The Mars Organic Molecule Analyzer, MOMA is a collaborative mission by European Space Agency, and NASA Goddard Space Flight Center. MOMA is a key analytical instrument aboard the ExoMars rover, set to launch in 2018. The rover will search for past and present evidence of martian life The twin rovers Spirit and Opportunity have confirmed that water was long standing on the surface of Mars long ago. The Curiosity rover found aromatic, organic compounds in the mudstone at the bottom of a possible ancient lake. Mars Science Laboratory scientists found that chlorobenzene was formed during the reactions inside the Sample Analysis (SAM) instrument from martian chlorine and carbon during the heating of perchlorates known to be present in martian soil. The ExoMars rover will sample martian soil/rock at depths of up to 2 meters, deeper than any instrument before it. The rover collect the sample and analyze them by MOMA. The MOMA has two operation modes: Gas Chromatograph-Mass Spectrometry (GC-MS); and Laser Desorption-Mass Spectrometry (LD-MS). (Please see the image) LD-MS employ laser desorption ionization to avoid the need to heat the sample, thereby preventing perchlorate reactions, which complicate identification of compounds in the sample. GC-MS will identify the chirality of organic molecules, improving understanding of how these molecules were formed.
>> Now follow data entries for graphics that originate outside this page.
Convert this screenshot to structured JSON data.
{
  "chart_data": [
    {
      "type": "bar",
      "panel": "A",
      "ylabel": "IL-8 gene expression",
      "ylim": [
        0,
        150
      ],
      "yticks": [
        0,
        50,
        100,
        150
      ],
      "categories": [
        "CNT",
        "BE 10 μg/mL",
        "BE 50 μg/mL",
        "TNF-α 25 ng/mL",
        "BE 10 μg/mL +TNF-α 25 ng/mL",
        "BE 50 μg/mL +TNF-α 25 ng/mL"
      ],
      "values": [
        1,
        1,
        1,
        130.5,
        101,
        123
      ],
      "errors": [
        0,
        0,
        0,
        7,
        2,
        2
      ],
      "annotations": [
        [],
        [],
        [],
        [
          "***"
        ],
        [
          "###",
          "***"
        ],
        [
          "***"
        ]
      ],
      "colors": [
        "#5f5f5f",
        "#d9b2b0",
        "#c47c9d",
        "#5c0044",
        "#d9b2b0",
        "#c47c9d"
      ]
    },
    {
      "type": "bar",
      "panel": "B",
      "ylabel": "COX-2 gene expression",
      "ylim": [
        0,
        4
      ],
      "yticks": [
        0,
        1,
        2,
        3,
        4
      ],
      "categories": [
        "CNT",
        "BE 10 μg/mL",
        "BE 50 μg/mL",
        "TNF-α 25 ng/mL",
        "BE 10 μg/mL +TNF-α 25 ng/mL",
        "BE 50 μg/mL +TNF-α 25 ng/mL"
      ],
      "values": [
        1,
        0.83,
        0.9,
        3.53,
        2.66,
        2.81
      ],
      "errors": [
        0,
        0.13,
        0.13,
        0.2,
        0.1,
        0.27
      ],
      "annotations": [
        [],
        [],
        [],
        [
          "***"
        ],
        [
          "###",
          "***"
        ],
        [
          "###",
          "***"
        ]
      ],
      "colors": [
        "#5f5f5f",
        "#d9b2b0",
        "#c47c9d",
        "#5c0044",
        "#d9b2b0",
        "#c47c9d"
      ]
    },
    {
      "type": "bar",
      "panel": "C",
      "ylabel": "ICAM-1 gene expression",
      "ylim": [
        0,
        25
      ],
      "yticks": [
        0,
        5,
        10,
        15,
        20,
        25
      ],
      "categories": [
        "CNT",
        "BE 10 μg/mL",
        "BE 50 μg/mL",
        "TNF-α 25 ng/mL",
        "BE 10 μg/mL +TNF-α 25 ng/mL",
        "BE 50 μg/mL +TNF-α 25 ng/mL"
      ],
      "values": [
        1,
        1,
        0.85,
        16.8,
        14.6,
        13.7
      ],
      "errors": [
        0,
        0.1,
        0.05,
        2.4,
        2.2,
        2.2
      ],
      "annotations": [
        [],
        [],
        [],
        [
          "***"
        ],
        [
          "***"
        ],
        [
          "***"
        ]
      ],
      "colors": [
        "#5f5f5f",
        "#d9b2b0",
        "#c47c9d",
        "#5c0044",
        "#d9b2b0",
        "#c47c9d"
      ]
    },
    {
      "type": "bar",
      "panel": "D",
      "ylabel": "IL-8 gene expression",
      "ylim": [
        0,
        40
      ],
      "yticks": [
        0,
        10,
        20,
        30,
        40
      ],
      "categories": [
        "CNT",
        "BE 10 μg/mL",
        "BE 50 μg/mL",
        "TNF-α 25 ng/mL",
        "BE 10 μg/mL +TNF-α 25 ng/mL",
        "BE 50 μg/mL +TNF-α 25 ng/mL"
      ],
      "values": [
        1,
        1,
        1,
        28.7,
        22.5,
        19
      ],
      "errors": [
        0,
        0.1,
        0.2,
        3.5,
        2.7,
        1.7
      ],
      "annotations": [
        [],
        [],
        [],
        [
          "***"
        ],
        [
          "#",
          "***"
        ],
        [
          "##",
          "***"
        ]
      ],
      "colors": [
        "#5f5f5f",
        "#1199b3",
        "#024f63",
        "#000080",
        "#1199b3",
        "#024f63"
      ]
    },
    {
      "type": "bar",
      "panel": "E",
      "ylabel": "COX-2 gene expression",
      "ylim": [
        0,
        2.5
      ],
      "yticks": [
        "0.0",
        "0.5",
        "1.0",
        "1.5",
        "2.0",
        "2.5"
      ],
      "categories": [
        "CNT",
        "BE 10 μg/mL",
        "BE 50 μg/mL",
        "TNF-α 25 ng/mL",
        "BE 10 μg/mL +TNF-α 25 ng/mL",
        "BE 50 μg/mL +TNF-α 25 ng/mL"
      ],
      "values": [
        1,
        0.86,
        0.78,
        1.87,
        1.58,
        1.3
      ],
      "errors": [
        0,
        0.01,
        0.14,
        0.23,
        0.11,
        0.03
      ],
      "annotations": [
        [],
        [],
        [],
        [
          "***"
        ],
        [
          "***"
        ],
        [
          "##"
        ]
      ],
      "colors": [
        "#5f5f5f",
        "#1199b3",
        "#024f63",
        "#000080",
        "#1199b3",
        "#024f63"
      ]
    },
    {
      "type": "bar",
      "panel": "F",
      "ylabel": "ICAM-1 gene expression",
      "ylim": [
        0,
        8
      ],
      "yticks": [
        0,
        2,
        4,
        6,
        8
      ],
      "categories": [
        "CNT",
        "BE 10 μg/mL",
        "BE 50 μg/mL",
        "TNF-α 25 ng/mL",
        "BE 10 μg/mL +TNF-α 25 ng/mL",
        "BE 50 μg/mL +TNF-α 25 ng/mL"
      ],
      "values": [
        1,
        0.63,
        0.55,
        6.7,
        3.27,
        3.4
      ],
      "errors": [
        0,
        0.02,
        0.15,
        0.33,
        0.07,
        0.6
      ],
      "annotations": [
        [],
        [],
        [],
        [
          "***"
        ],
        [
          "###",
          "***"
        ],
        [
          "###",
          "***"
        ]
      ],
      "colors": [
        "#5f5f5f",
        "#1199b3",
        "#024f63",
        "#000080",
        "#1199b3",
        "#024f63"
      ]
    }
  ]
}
The MEMS (microelectro-mechanical system) pirani pressure sensor is a critical component that will be used to ensure the ion trap mass spectrometerns time sensitive operation in the LD-MS mode. It employ a high voltage for ionizations, and knowing the pressure of the MS chamber by miliseconds time scale is critical. The pressure data is used for the telemetry of the MS operation. Also the pirani pressure sensor has a critical function that pressure changes as a discontinuous inlet and pump work together to sample the Mars atmosphere in LD-MS mode. It also has to work at ambient temperatures varying from -20 to 80 degrees Celsius and be calibrated for both carbon dioxide for sampling martian atmosphere and helium during use of the gas chromatograph. The MEMS pirani sensor provides better than 0.1 mtorr accuracy over the critical pressure range from 1 mtorr to 0.1 mtorr and has a usable pressure range from 0.1 mtorr to 0.1 torr. This paper will focus on the characterization of the pirani sensor and its electrical interface and modeling ideas of a next generation of MEMS pressure sensor for future planetary and space missions.